Before you hold an appeal hearing:

  • Read through your grievance procedure to ensure that you are applying it correctly.
  • Make sure you have all relevant facts and documents, especially if you have come across new evidence since the first hearing.
  • Arrange for someone to take notes.
  • Arrange a suitable time, date and venue for the hearing.
  • Inform the employee in plenty of time so they can prepare their case and consult any representatives. Remind them that they have the right to be accompanied at the hearing by a colleague or trade union official.

For organisations whose procedures permit the cross examination of witnesses

  • Inform any manager and witnesses who may need to attend.
  • Obtain witness statements from any witnesses who will be unable to attend the hearing and share them with the employee.

Holding an appeal hearing

The principles for holding an appeal hearing are generally the same as for the initial grievance hearing but the employee is responsible for setting out their reasons for their appeal.

Employees may not be clear so an appeal manager should try to understand the reasoning behind the appeal and consider any new evidence since the earlier decision which may be put forward at the appeal.

Ideally the person hearing the appeal shouldn’t be the same person that heard the initial hearing, eg a more senior manager who has not been involved with the grievance process at all.
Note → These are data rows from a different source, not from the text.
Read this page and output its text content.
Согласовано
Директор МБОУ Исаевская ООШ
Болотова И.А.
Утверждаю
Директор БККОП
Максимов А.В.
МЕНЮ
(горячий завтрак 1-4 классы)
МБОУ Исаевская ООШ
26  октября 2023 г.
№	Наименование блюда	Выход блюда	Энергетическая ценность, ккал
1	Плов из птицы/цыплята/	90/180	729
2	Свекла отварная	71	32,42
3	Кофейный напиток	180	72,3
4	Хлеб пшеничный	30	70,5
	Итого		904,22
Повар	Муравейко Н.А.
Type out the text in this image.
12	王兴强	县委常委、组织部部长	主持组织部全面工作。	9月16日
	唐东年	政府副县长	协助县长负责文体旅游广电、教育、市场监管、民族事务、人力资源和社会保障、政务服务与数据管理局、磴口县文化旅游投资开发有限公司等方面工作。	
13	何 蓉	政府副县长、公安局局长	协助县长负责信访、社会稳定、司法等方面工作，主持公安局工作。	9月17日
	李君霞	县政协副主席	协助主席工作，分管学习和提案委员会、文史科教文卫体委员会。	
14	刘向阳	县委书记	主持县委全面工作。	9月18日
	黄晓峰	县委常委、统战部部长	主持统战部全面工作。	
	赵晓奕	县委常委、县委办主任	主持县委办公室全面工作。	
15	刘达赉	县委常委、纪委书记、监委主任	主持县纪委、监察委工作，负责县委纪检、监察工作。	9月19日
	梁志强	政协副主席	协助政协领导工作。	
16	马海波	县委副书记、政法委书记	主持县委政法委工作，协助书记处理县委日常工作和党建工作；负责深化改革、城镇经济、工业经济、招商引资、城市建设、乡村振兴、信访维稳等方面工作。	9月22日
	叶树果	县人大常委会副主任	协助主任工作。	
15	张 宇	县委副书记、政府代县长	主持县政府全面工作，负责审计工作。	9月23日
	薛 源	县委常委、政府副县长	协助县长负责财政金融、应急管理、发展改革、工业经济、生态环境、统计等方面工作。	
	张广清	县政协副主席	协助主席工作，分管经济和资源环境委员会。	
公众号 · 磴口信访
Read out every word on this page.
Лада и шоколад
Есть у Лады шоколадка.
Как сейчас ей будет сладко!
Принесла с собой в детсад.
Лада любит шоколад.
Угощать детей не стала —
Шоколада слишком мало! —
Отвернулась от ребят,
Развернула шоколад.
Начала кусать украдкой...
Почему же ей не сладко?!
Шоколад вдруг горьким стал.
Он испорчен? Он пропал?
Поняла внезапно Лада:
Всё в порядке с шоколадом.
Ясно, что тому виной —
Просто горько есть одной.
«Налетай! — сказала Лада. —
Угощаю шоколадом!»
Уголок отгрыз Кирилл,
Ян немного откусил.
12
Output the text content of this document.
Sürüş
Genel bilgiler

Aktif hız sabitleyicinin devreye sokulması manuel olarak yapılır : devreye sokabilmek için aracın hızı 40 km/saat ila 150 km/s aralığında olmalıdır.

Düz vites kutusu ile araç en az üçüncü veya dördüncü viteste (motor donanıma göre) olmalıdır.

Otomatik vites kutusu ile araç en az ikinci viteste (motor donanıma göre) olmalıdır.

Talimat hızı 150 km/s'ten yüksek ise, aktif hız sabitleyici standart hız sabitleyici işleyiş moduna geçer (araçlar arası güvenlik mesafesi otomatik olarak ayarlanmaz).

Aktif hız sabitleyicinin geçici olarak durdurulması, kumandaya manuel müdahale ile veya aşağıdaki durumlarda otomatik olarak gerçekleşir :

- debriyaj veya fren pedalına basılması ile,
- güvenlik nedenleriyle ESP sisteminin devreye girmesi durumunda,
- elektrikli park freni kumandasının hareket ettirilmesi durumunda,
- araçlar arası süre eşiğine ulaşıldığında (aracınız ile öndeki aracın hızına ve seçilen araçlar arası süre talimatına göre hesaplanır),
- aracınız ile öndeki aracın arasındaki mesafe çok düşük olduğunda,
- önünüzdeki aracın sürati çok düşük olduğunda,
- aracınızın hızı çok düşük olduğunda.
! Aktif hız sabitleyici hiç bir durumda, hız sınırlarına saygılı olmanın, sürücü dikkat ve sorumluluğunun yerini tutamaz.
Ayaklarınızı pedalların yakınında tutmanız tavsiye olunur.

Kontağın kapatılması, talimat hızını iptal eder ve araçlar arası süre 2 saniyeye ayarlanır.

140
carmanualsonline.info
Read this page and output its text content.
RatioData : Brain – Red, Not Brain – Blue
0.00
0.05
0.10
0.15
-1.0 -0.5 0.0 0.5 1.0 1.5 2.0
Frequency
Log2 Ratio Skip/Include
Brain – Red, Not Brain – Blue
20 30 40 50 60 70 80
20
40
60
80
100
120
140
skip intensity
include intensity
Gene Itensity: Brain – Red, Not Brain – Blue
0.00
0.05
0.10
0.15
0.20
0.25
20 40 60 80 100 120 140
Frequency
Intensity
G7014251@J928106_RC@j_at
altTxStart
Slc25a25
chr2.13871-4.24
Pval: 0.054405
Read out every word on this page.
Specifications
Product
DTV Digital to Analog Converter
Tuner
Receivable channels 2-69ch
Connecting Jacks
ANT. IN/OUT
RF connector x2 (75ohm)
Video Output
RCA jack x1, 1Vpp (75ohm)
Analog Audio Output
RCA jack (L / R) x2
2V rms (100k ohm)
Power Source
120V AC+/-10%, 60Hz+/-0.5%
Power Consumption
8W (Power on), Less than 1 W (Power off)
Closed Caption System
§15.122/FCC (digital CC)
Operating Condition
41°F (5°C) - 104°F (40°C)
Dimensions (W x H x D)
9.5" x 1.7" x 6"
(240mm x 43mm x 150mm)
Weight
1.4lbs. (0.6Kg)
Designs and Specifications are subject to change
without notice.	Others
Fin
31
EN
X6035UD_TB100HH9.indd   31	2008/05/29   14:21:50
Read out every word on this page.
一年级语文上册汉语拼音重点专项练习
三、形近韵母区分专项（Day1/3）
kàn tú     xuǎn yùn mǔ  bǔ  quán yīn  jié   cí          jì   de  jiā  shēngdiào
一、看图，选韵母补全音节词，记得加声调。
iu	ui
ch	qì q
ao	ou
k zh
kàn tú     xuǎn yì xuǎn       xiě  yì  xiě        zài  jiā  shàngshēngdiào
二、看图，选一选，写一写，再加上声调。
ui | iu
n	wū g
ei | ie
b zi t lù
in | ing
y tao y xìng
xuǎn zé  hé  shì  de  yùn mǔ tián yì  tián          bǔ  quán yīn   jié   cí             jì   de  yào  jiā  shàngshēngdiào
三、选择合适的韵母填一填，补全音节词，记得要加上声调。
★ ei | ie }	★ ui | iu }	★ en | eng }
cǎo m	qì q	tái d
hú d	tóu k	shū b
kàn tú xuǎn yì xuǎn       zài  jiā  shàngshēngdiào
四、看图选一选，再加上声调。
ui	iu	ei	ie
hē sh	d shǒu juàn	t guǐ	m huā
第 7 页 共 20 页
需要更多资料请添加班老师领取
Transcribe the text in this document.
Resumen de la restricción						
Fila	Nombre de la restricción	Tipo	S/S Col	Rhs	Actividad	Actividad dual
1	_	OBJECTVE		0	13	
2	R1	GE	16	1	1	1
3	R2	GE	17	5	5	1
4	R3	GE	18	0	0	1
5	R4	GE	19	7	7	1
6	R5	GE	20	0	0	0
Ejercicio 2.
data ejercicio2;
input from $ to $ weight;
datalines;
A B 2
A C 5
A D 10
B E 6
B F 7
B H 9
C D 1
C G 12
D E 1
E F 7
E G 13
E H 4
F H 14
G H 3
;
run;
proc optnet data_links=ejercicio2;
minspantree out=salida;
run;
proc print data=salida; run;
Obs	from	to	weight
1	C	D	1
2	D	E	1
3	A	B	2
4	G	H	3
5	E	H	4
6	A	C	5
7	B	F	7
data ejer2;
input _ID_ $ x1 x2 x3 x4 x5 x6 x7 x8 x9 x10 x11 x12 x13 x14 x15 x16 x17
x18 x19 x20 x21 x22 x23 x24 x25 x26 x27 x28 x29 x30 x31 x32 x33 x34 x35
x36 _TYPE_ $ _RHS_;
However, where the person hearing the appeal is the same person who heard the first hearing, they should act impartially and make sure they review the original decision carefully.

You should write to the employee with your decision and the reason(s) for it as soon as possible after the hearing. Make it clear, if this is the case, that the decision is final. (Letters)

Dealing with delays

Delays should be treated in the same way as for the grievance hearing.

If the employee is genuinely unable to attend the grievance hearing, eg because they are ill, or they are away on business, you should offer them a reasonable date and time as an alternative. If you cannot make the rearranged hearing, you must offer the employee a reasonable alternative date and time. If the employee’s companion cannot make the rearranged hearing, the employee should propose another date and time no more than five working days after the day proposed by you.

It is important that you notify the employee as soon as possible of any delays to the appeal process. If you fail to do so, an employment tribunal could increase any compensation awarded against you.

If the employee fails to attend the rearranged hearing, this stage of the procedure is complete and you can make your decision based on their written appeal. However, if the employee is absent from work due to long term ill health it would be safer and good practice to make further attempts to hold the appeal hearing.

You should advise the employee of the decision in writing as soon as possible.